‘Young men are disappearing into a swamp of video games, pornography, fast food and despair…’

The Manosphere is an increasingly influential and widespread catch all term to refer to a group of online communities and influencers who claim to be advocating for ‘men’s rights’, but, in reality, it’s another way for a bunch of grifters to make money from insecure men. While the idea of an ‘incel’ (someone who identifies as being ‘involuntary celibate’) was seen as a small subculture ripe for mockery until recently, their rhetoric is now everywhere from podcast studios to the Oval Office. Writer and journalist James Bloodworth is a former paid up member of the Manosphere (as a younger man he paid a couple of grand to do a seduction course) and he draws on this experience to produce Lost Boys – a book about his experiences within this troubling subculture…

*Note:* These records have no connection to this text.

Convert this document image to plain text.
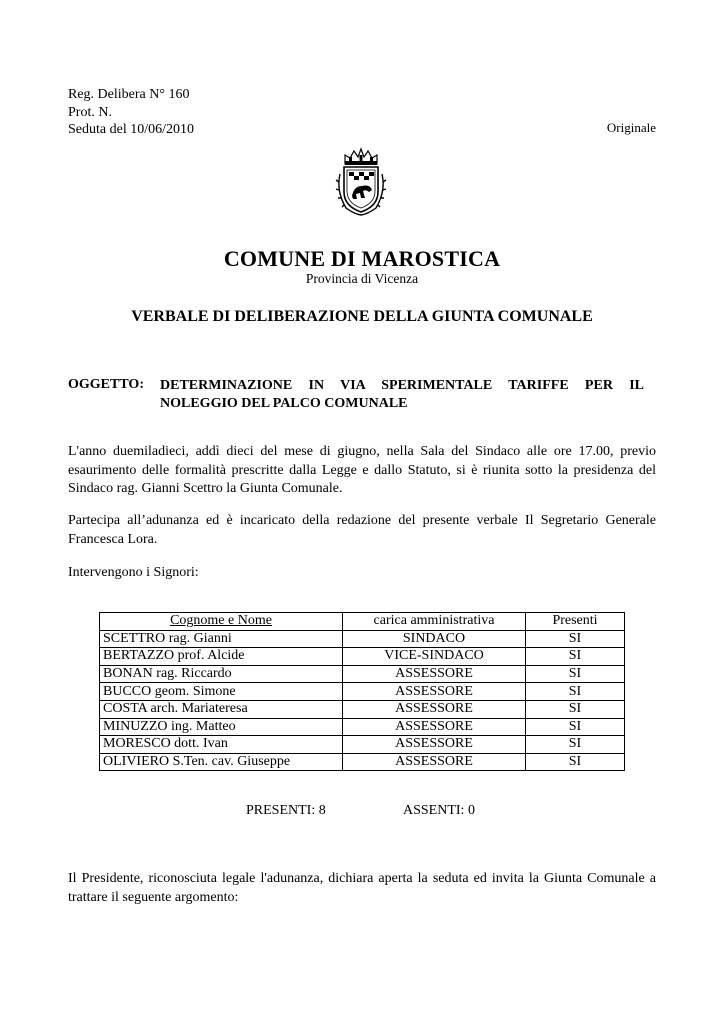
Reg. Delibera N° 160
Prot. N.
Seduta del 10/06/2010	Originale
COMUNE DI MAROSTICA
Provincia di Vicenza
VERBALE DI DELIBERAZIONE DELLA GIUNTA COMUNALE
OGGETTO: DETERMINAZIONE IN VIA SPERIMENTALE TARIFFE PER IL
NOLEGGIO DEL PALCO COMUNALE
L'anno duemiladieci, addì dieci del mese di giugno, nella Sala del Sindaco alle ore 17.00, previo esaurimento delle formalità prescritte dalla Legge e dallo Statuto, si è riunita sotto la presidenza del Sindaco rag. Gianni Scettro la Giunta Comunale.
Partecipa all’adunanza ed è incaricato della redazione del presente verbale Il Segretario Generale Francesca Lora.
Intervengono i Signori:
Cognome e Nome	carica amministrativa	Presenti
SCETTRO rag. Gianni	SINDACO	SI
BERTAZZO prof. Alcide	VICE-SINDACO	SI
BONAN rag. Riccardo	ASSESSORE	SI
BUCCO geom. Simone	ASSESSORE	SI
COSTA arch. Mariateresa	ASSESSORE	SI
MINUZZO ing. Matteo	ASSESSORE	SI
MORESCO dott. Ivan	ASSESSORE	SI
OLIVIERO S.Ten. cav. Giuseppe	ASSESSORE	SI
PRESENTI: 8	ASSENTI: 0
Il Presidente, riconosciuta legale l'adunanza, dichiara aperta la seduta ed invita la Giunta Comunale a trattare il seguente argomento:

Subtitled: ‘A Personal Journey Through the Manosphere’, Lost Boys explores how a tiny online subculture became ubiquitous throughout the western world. After Bloodworth describes his fairly tragic dalliance with pick up artists in his early 20s in the opening chapters, Lost Boys never really delivers on the promise of being a ‘personal’ journey. Instead, Bloodworth runs through all the usual suspects in this area (Jordan Peterson, Andrew Tate, Michael Sartain), and while his writing style is compelling and also informative, a lot of this analysis feels like its already been covered elsewhere. More interesting are the chapters in which Bloodworth explores examples of when the Manosphere rhetoric has led to actual real world violence (as in cases such as Elliot Rodger). As an educator, it’s troubling to here so many cases in which young boys and men have become radicalised, and the real fear is that this is just the tip of the iceberg.
Lost Boys serves as a useful introduction to exploitative, sleazy world of the Manosphere, but it feels like there is so much more still to be explored.